What did matter was that, according to Tiernan, Donnie cleaned up Gill’s messes.
And that Gill and his mother were saying that Donnie had forced Esther Gill to drive him to Rhona’s house where he had murdered her.
I thought it through. It was certainly plausible. From what Tiernan was saying, Donnie had to know about his boss’s sexual appetites. And it was highly likely that Pawel the security guard reported to Donnie rather than to Gill directly – Lenihan would need to check that to be sure of it. But assuming that’s how it had happened, Donnie could have heard from Pawel about me visiting Rhona. He could have seen the danger and taken the initiative. And killed Rhona. To protect his job, his position? To protect Gill? A jury might go for that story.

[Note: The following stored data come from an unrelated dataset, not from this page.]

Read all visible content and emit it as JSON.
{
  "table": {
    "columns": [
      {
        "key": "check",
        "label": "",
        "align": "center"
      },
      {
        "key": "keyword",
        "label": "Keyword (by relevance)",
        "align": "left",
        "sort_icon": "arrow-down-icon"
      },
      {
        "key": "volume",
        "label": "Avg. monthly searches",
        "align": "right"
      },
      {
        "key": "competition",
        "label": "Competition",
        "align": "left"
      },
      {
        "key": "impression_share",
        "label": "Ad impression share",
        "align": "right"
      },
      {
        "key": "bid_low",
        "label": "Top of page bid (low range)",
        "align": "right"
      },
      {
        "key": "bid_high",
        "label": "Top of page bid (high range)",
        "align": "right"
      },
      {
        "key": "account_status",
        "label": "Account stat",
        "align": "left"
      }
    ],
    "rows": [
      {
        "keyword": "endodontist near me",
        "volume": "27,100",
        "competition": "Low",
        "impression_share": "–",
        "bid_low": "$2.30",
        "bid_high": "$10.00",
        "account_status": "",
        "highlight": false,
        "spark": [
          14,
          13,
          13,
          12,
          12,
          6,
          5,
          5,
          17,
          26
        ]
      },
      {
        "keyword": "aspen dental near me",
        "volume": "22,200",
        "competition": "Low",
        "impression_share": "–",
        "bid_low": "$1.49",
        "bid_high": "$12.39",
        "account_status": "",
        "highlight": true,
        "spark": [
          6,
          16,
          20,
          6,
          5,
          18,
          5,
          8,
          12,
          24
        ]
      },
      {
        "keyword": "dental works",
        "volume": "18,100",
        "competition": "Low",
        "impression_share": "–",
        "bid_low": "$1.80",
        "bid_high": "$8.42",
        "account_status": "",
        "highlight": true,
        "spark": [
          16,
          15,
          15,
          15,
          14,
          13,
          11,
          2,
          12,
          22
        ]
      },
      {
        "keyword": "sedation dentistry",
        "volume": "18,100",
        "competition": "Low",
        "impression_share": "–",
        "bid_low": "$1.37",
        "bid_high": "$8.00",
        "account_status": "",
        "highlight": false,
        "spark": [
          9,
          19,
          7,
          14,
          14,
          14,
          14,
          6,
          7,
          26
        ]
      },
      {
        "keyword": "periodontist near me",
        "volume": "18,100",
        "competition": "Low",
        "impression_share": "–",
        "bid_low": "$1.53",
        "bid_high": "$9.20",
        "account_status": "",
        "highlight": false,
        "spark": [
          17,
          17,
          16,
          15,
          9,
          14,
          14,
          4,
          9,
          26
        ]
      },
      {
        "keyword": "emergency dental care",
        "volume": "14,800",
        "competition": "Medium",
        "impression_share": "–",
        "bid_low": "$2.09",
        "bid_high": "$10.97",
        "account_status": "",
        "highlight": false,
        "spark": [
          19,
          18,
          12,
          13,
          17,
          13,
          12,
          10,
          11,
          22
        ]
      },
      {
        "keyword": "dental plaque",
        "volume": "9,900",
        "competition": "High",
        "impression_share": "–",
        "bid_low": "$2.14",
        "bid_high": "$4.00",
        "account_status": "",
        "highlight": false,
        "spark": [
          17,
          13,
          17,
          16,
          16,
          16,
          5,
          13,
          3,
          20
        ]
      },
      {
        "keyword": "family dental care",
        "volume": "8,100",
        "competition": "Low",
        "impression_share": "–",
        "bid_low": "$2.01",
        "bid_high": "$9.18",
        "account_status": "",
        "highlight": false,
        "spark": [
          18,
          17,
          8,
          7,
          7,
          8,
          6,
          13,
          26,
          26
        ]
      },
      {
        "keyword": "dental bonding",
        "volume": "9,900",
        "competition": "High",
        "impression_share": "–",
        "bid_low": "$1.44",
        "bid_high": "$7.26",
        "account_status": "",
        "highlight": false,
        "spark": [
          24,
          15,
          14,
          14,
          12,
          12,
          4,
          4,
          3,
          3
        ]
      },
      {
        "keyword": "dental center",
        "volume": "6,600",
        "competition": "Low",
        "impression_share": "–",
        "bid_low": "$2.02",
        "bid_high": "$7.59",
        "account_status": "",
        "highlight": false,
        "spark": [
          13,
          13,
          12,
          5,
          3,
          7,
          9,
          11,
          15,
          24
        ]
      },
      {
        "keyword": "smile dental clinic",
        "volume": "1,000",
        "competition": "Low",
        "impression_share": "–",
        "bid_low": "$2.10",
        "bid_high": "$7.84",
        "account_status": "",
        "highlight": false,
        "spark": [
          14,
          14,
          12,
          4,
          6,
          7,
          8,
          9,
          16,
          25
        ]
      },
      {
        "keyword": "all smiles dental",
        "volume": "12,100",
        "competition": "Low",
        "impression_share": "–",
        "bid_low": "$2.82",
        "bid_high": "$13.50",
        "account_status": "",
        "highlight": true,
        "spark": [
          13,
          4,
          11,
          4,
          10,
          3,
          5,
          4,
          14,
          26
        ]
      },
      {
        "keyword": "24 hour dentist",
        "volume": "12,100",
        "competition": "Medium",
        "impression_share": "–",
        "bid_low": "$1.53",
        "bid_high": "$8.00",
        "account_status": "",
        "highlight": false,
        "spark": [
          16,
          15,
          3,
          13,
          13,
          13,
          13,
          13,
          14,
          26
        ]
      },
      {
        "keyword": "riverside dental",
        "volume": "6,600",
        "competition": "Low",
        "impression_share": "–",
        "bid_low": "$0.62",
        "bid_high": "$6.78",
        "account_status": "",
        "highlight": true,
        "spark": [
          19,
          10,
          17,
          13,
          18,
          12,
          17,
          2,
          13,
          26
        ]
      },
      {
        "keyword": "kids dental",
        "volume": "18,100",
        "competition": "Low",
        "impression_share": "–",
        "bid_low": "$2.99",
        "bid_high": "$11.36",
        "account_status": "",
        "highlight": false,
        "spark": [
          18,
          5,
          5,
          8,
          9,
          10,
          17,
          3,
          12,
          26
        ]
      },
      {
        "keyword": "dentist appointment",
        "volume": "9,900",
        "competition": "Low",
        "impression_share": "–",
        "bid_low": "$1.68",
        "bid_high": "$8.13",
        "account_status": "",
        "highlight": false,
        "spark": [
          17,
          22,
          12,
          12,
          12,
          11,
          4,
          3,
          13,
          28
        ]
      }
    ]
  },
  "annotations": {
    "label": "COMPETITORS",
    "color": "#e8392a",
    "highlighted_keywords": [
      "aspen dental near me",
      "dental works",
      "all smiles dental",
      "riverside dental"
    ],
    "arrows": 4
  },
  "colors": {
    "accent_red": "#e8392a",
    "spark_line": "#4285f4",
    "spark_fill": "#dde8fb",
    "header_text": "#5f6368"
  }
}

Then I remembered what Tiernan had said: ‘He wasn’t involved when we were making the short film.’ How would Donnie have known the significance of me visiting and talking to Rhona Macbride unless he had discussed it with Gill? He might have put it together eventually. But so fast? She was murdered barely twelve hours after I’d met her.
Gill, on the other hand, would have spotted the risk immediately. The three of them – Esther, Donnie and Jeremy – had to have planned Rhona’s murder together.
But how was I ever going to prove it?
When I went back inside, Lenihan and Sadie were still in the interview room. They’d been joined by two other members of the murder team that Lenihan didn’t waste time introducing.
‘Well, Fitzpatrick,’ he said. ‘Any idea where we might find Bryant?’
‘Bryant?’
‘Christ,’ Lenihan said. ‘Rhona Macbride’s murderer, remember him? Donnie Bryant. US citizen. Still in this fair land, for now at least, as far as we know.’
‘Why do you think he’s still in Ireland?’
‘Because we found his passport. One of ye lads show her, for fuck sake.’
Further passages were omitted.